Eux, ils n’ont pas eu besoin de jouer avec le feu pour être immortalisés. Claude Gassian s’en est chargé. Iggy Pop, Keith Richards, Beth Ditto, Justice, Françoise Hardy, Beth Ditto (photo) et tant d’autres tapissent les murs de l’espace. Sans musique, ils sont icônes. Le rock est religion. Je suis prêt à m’agenouiller. Il me revient le spectacle du chorégraphe Pierre Rigal, « Micro », présenté le mois dernier à Avignon.

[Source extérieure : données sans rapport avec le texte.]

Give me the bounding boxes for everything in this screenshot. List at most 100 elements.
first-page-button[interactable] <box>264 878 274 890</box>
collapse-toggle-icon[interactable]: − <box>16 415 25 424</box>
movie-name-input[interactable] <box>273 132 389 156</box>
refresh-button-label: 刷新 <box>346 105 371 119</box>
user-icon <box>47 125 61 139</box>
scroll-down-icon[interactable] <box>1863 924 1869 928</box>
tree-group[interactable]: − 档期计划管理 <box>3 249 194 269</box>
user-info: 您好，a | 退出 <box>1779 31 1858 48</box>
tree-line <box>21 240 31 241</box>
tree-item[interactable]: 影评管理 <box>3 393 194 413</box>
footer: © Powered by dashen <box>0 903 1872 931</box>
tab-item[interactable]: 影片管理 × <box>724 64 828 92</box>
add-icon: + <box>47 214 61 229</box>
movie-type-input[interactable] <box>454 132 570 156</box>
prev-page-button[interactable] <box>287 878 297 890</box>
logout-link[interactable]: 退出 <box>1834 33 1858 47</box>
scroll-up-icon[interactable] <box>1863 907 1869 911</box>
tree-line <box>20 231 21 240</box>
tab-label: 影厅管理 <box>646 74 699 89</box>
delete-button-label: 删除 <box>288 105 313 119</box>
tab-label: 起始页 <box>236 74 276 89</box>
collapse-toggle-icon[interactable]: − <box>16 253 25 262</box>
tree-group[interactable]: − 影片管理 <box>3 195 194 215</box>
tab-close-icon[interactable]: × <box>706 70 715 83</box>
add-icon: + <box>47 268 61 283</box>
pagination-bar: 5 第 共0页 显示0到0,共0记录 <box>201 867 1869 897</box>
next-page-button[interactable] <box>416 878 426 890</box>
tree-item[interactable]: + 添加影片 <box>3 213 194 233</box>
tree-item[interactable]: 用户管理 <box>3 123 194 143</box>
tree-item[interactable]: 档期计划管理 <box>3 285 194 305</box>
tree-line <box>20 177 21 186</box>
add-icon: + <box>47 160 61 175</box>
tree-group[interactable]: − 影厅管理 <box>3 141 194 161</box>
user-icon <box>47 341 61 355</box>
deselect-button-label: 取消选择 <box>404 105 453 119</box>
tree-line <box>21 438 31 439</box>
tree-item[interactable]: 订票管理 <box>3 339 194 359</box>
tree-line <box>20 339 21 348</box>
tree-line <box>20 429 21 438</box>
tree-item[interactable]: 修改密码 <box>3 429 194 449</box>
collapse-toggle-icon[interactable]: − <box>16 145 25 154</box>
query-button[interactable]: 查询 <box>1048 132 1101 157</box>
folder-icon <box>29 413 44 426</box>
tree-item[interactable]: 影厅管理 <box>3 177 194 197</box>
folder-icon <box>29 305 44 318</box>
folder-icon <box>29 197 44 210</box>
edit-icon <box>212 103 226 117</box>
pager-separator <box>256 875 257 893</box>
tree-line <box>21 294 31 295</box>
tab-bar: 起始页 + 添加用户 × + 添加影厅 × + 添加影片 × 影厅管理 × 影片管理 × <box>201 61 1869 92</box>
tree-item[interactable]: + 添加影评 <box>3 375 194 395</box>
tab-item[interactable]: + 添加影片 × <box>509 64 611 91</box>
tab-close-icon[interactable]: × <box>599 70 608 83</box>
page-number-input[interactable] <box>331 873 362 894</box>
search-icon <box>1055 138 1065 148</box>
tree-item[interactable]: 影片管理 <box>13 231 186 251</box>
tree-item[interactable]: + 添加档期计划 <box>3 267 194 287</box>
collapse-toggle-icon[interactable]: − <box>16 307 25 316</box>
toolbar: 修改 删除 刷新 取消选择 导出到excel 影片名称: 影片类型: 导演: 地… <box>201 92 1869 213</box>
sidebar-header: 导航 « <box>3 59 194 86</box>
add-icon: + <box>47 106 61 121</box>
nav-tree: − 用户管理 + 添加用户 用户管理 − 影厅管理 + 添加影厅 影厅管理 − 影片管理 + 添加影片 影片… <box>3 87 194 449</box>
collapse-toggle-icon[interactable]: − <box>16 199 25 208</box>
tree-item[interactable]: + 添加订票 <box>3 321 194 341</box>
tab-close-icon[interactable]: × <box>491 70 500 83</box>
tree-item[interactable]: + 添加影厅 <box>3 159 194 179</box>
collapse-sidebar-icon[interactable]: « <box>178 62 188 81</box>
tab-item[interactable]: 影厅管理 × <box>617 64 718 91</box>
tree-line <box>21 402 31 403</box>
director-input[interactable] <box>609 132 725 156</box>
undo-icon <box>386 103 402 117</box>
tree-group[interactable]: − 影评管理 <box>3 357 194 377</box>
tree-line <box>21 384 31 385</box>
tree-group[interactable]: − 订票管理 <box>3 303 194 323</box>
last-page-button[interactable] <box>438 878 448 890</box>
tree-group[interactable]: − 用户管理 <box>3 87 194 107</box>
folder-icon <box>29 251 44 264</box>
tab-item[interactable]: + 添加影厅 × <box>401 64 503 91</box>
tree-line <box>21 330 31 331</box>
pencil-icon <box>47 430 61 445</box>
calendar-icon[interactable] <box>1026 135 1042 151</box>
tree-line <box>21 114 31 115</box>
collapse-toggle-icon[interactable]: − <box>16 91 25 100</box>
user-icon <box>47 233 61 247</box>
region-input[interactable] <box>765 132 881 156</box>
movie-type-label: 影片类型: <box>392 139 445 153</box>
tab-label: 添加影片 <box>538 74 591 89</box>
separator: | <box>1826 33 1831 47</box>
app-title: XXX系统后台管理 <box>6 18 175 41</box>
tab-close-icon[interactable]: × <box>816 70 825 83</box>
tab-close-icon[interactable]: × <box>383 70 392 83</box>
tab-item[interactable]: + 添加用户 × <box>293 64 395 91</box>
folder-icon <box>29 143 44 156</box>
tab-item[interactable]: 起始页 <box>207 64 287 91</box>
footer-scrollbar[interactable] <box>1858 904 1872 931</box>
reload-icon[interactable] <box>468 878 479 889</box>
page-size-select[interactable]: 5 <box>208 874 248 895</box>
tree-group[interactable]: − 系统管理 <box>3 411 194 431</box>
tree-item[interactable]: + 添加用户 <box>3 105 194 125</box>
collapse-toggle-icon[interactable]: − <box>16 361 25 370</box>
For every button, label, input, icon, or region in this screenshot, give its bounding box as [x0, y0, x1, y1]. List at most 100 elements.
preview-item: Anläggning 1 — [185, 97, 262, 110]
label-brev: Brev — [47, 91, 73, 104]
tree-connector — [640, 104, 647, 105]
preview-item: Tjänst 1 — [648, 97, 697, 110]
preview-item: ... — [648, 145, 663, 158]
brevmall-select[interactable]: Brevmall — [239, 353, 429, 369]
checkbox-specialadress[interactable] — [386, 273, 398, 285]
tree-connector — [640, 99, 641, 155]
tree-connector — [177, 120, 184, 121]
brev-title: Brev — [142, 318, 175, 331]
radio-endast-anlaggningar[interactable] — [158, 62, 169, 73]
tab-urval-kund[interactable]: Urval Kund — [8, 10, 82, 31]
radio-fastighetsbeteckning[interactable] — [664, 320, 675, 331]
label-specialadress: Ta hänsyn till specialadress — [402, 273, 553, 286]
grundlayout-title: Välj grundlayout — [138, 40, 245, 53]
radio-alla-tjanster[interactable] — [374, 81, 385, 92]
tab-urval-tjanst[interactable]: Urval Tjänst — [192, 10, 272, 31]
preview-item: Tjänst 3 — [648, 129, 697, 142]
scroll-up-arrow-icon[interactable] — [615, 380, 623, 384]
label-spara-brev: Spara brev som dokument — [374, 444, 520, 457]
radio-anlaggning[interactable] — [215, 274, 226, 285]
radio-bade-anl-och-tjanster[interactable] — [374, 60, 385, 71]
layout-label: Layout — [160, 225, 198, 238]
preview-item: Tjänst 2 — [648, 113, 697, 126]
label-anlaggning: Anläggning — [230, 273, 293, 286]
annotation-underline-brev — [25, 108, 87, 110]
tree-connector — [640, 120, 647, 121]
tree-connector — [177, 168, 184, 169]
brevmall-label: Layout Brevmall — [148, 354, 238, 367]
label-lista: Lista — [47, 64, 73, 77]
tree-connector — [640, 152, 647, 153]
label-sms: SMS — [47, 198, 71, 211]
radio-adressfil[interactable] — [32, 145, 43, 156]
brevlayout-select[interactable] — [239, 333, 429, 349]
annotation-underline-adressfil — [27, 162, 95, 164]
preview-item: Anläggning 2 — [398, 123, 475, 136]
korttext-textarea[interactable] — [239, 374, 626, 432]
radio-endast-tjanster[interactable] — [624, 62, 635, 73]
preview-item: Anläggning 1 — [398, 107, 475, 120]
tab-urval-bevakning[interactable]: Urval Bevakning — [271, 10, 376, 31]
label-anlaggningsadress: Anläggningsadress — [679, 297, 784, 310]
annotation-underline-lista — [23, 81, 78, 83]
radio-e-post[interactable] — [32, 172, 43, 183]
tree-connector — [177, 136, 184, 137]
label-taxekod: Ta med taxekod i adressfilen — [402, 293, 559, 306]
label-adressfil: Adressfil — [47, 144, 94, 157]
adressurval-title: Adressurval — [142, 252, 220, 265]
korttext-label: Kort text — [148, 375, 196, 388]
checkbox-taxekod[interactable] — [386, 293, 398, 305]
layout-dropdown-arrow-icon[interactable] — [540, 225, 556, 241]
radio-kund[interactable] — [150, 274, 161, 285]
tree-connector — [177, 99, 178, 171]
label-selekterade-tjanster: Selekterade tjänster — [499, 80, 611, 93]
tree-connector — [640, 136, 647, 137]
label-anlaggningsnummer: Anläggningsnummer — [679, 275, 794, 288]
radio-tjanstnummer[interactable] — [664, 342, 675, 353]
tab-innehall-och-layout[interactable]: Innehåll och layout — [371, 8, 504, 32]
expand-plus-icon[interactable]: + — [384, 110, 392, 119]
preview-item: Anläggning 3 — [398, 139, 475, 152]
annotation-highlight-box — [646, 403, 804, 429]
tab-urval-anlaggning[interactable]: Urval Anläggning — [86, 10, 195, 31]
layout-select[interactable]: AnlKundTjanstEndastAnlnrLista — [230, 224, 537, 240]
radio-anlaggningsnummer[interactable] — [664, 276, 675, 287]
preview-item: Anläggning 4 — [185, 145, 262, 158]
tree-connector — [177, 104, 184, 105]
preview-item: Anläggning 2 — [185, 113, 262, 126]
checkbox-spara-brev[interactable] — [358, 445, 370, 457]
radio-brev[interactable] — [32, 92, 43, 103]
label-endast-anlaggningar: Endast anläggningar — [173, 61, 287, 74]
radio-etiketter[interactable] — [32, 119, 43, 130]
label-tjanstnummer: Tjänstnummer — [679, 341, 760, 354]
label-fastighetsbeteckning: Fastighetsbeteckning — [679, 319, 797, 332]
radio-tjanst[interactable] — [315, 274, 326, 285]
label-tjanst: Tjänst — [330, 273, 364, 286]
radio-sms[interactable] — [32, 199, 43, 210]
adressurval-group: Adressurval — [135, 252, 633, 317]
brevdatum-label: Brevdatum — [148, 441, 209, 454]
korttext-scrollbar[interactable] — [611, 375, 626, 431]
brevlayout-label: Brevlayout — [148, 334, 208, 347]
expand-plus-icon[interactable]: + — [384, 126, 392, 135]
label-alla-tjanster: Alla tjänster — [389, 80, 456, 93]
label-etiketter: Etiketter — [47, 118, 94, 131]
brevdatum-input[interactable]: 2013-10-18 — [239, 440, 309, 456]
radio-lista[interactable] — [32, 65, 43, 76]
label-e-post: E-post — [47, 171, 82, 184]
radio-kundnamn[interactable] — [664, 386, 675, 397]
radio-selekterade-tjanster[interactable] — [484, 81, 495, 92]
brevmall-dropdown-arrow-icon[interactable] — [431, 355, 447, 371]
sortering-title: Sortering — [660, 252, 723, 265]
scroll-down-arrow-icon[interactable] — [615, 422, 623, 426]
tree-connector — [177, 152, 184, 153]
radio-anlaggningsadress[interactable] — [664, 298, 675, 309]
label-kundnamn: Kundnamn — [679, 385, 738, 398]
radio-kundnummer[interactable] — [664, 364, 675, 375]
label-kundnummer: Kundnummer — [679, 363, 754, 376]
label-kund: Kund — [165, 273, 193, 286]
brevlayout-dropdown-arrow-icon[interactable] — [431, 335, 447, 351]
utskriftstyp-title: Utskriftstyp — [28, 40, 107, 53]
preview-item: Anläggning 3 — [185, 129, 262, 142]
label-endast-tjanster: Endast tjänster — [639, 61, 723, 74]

Avec un collectif de musiciens, il a mis en mouvement nos « clichés » sur le rock pour en dégager sa poésie, ses aspects sulfureux, sa religiosité et sa fragilité. Je les imagine habiter les salles de concert et de studios d’enregistrement inoccupés photographiés par l’Américaine Rhona Bitner. Quand le théâtre s’occupe de la photo, je crée de l’écho. Jouissif.
Tout comme l’exposition consacrée à Mick Jagger. L’icône parfaite. Son corps a traversé toutes les tendances et les extravagances du rock. Mais où sont donc « les enfants du rock» en 2010 ? Probablement tous marketés. Claude Gassian est encore là pour nous aider à continuer d’y croire tandis que la vidéo de l’artiste américain Christian Marclay poursuit le vacarme. Un camion traîne une guitare sur les routes abîmées. Le bruit rappelle le cri de naissance, de la jouissance, de la douleur, de l’agonie. Troublant.
Je suis soulagé. La révolution rock poursuit sa route dans les espaces d’art contemporain…à moins qu’elle ne se joue au théâtre, avec Angelica et Léon en guest star.
Pascal Bély – www.festivalier.net
A lire aussi l’article suivant sur les Rencontres d’Arles. C’est ici.
Leon Ferrari – Eglise Saint-Anne jusqu’au 29 août.
Marcos Lopez – Marcos Adandia – Hans-Peter Feldmann – « Shoot ! » – Claude Gassian – Rhona Bitner – Christian Marclay – Parc des Ateliers jusqu’au 19 septembre.
Mick Jagger – Eglise des Trinitaires jusqu’au 12 septembre.